Depuis dimanche, les opposants campent dans leur "zone d'imagination pour un aménagement concerté" ou "ZIAC" sur un terrain municipal à Villiers-le-Bel, à quelques kilomètres du Triangle de Gonesse.
L'objectif: obtenir une concertation sur les projets d'aménagement des 280 hectares de terres agricoles, et plus spécifiquement sur la construction d'une cité scolaire et d'une gare de la ligne 17 du Grand Paris Express.
Deux camps s'opposent depuis des années sur la finalité de ces terrains coincés entre l'aéroport de Roissy-Charles-de-Gaulle et du Bourget. Les militants écologistes refusent sa bétonisation tandis que les élus locaux réclament des investissements pour l'est du Val-d'Oise, "délaissé" de l'aménagement du Grand Paris.
Depuis l'abandon du projet de mégacomplexe de commerces et de loisirs EuropaCity par le président Emmanuel Macron en 2019, chaque partie réclame son dû.
"L'école n'a pas besoin d'être construite sur des terres fertiles, c'est suffisamment urbanisé pour trouver un autre emplacement", juge Sophie Almasan, 61 ans, tout en découpant des tomates du jardin qui accompagneront le dahl de lentilles qui parfume le barnum. Cette tente XXL sert de cuisine, salon et lieu de concertation des actions.
Sollicité à plusieurs reprises, le maire socialiste de Gonesse Jean-Pierre Blazy a refusé de répondre à l'AFP sur sa volonté ou non de faire construire un établissement scolaire sur ces terres agricoles disputées.
"Notre camping est paradisiaque et nous sommes prêts à tenir autant de temps qu'il le faudra", assure Djissi Petchot-Bacqué, 61 ans, qui avait initialement prévu de rester deux-trois jours sur la ZIAC.
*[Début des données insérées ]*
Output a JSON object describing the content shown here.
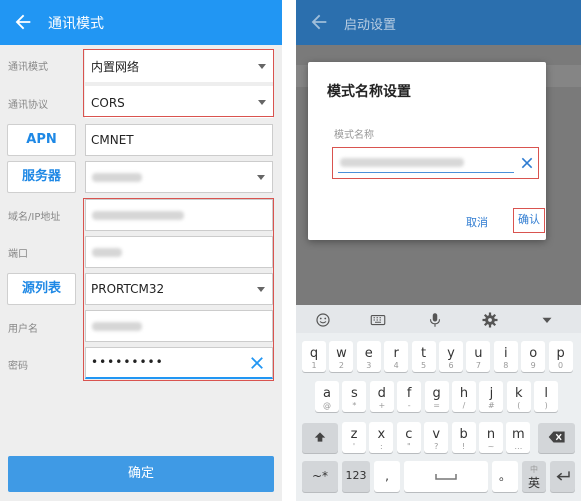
{
  "left": {
    "title": "通讯模式",
    "rows": {
      "mode_label": "通讯模式",
      "mode_value": "内置网络",
      "protocol_label": "通讯协议",
      "protocol_value": "CORS",
      "apn_button": "APN",
      "apn_value": "CMNET",
      "server_button": "服务器",
      "domain_label": "域名/IP地址",
      "port_label": "端口",
      "source_button": "源列表",
      "source_value": "PRORTCM32",
      "user_label": "用户名",
      "password_label": "密码",
      "password_value": "•••••••••"
    },
    "confirm": "确定"
  },
  "right": {
    "title": "启动设置",
    "dialog": {
      "title": "模式名称设置",
      "field_label": "模式名称",
      "cancel": "取消",
      "ok": "确认"
    },
    "keyboard": {
      "row1": [
        {
          "k": "q",
          "s": "1"
        },
        {
          "k": "w",
          "s": "2"
        },
        {
          "k": "e",
          "s": "3"
        },
        {
          "k": "r",
          "s": "4"
        },
        {
          "k": "t",
          "s": "5"
        },
        {
          "k": "y",
          "s": "6"
        },
        {
          "k": "u",
          "s": "7"
        },
        {
          "k": "i",
          "s": "8"
        },
        {
          "k": "o",
          "s": "9"
        },
        {
          "k": "p",
          "s": "0"
        }
      ],
      "row2": [
        {
          "k": "a",
          "s": "@"
        },
        {
          "k": "s",
          "s": "*"
        },
        {
          "k": "d",
          "s": "+"
        },
        {
          "k": "f",
          "s": "-"
        },
        {
          "k": "g",
          "s": "="
        },
        {
          "k": "h",
          "s": "/"
        },
        {
          "k": "j",
          "s": "#"
        },
        {
          "k": "k",
          "s": "("
        },
        {
          "k": "l",
          "s": ")"
        }
      ],
      "row3": [
        {
          "k": "z",
          "s": "'"
        },
        {
          "k": "x",
          "s": ":"
        },
        {
          "k": "c",
          "s": "\""
        },
        {
          "k": "v",
          "s": "?"
        },
        {
          "k": "b",
          "s": "!"
        },
        {
          "k": "n",
          "s": "~"
        },
        {
          "k": "m",
          "s": "…"
        }
      ],
      "sym_key": "~*",
      "num_key": "123",
      "comma_key": ",",
      "dot_key": "。",
      "lang_key": "英",
      "lang_sub": "中"
    }
  }
}
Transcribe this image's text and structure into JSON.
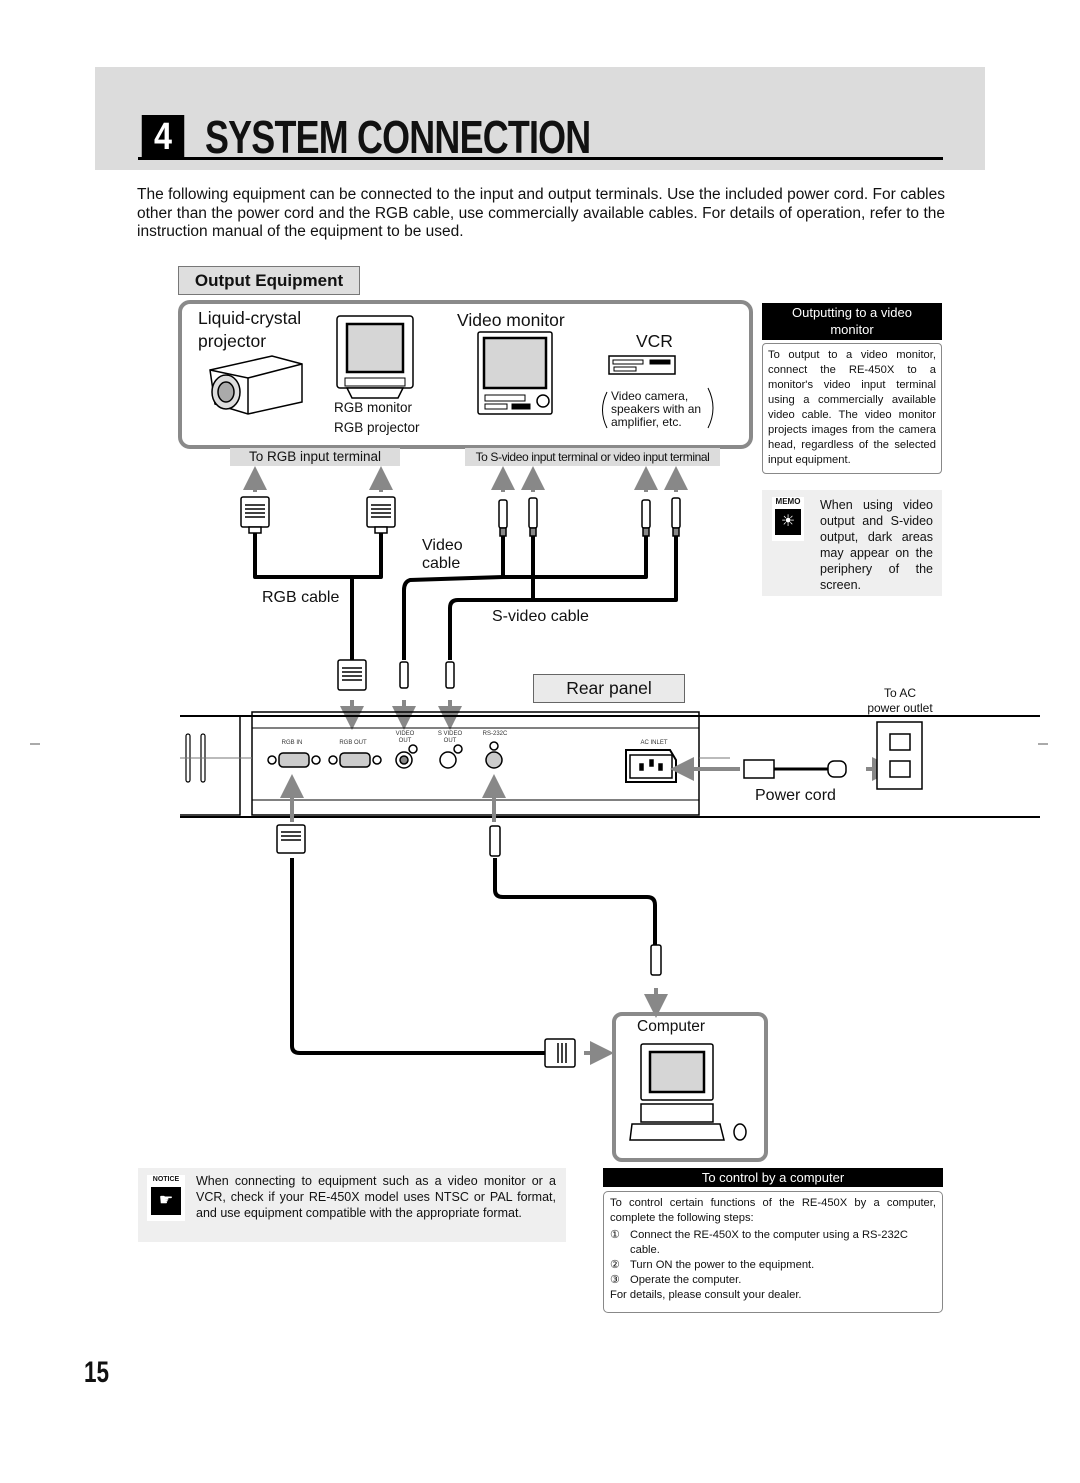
{
  "header": {
    "chapter_number": "4",
    "title": "SYSTEM CONNECTION"
  },
  "intro": "The following equipment can be connected to the input and output terminals. Use the included power cord. For cables other than the power cord and the RGB cable, use commercially available cables. For details of operation, refer to the instruction manual of the equipment to be used.",
  "output_equipment": {
    "section_label": "Output Equipment",
    "devices": {
      "lcd_projector": "Liquid-crystal projector",
      "lcd_projector_line1": "Liquid-crystal",
      "lcd_projector_line2": "projector",
      "rgb_monitor": "RGB monitor",
      "rgb_projector": "RGB projector",
      "video_monitor": "Video monitor",
      "vcr": "VCR",
      "other_line1": "Video camera,",
      "other_line2": "speakers with an",
      "other_line3": "amplifier, etc."
    },
    "to_rgb_input": "To RGB input terminal",
    "to_svideo_input": "To S-video input terminal or video input terminal"
  },
  "cables": {
    "video_cable_line1": "Video",
    "video_cable_line2": "cable",
    "rgb_cable": "RGB cable",
    "svideo_cable": "S-video cable",
    "power_cord": "Power cord"
  },
  "rear_panel": {
    "label": "Rear panel",
    "ports": {
      "rgb_in": "RGB IN",
      "rgb_out": "RGB OUT",
      "video_out_1": "VIDEO",
      "video_out_2": "OUT",
      "svideo_out_1": "S VIDEO",
      "svideo_out_2": "OUT",
      "rs232c": "RS-232C",
      "ac_inlet": "AC INLET"
    }
  },
  "power": {
    "to_ac_line1": "To AC",
    "to_ac_line2": "power outlet"
  },
  "computer": {
    "label": "Computer"
  },
  "sidebar": {
    "video_monitor_title_1": "Outputting to a video",
    "video_monitor_title_2": "monitor",
    "video_monitor_body": "To output to a video monitor, connect the RE-450X to a monitor's video input terminal using a commercially available video cable. The video monitor projects images from the camera head, regardless of the selected input equipment.",
    "memo_icon_label": "MEMO",
    "memo_text": "When using video output and S-video output, dark areas may appear on the periphery of the screen."
  },
  "notice": {
    "icon_label": "NOTICE",
    "text": "When connecting to equipment such as a video monitor or a VCR, check if your RE-450X model uses NTSC or PAL format, and use equipment compatible with the appropriate format."
  },
  "computer_control": {
    "title": "To control by a computer",
    "intro": "To control certain functions of the RE-450X by a computer, complete the following steps:",
    "steps": [
      {
        "num": "①",
        "text": "Connect the RE-450X to the computer using a RS-232C cable."
      },
      {
        "num": "②",
        "text": "Turn ON the power to the equipment."
      },
      {
        "num": "③",
        "text": "Operate the computer."
      }
    ],
    "footer": "For details, please consult your dealer."
  },
  "page_number": "15"
}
"Nous sommes dans une situation d'aggravation du dérèglement climatique et ces terres sont des réserves de fraîcheur pour l'Ile-de-France. Nous avons des températures qui ne correspondent pas au mois d'octobre", s'alarme le retraité qui a été poussé par sa jeune fille à s'initier au camping sauvage.
Déclassement territorial
"Pour obtenir une simple concertation publique, il faut en arriver à la désobéissance civile", regrette Bernard Loup, président du Collectif pour le Triangle de Gonesse (CPTG). "Moi je serais bien resté dans mon lit !", assure l'infatigable militant de 79 ans.
Un huissier de justice est venu constater l'occupation illégale du terrain. Et chaque jour, des policiers rendent visitent au campement, sans animosité.
Tour de vaisselle, tractage dans les marchés, tour de garde... la vie s'organise dans cette colocation du troisième âge, soutenues par des personnes plus jeunes qui viennent passer la journée.
Les vieux campeurs ne devraient pas venir à manquer si la mobilisation se poursuivait. Fruits et légumes sont offerts quotidiennement par les voisins, randonneurs, ou encore par les nombreux élus écologistes et Insoumis qui défilent.
"Quand j'étais au lycée de Sarcelles, on était encore approvisionné par des maraîchers locaux et on mangeait des supers soupes", se remémore Sophie Almasan, professeur des écoles à la retraite. Elle milite pour "le retour du maraîchage en Ile-de-France". Un projet est dans les tuyaux.
Un dispositif de valorisation des produits alimentaires frais, "Agrolim", porté par le Marché international de Rungis (Val-de-Marne) et soutenu par la région Ile-de-France, doit occuper quelques parcelles du Triangle de Gonesse.
Cette extension du marché de Rungis, tout comme l'implantation d'une cité scolaire ou d'une gare, ont pour finalité de dynamiser l'est du Val-d'Oise assurent ses élus qui taclent la déconnexion des militants vis-à-vis de la réalité du territoire. Gonesse, Villiers-le-Bel, Goussainville ont pour point commun de subir un déclassement, alors que ces communes se situent dans un bassin important d'emplois.
S'inspirant de la Seine-Saint-Denis, un plan d'action pour le Val-d'Oise a été lancé en 2021 par le gouvernement pour accompagner dans les dix prochaines années la transformation profonde du département en améliorant "la desserte du territoire", "l'offre économique", "l'enseignement secondaire et supérieur" ou encore "les infrastructures publiques".
Pour le préfet du Val-d'Oise, Philippe Court, le réaménagement du territoire "est une opportunité formidable pour les habitants".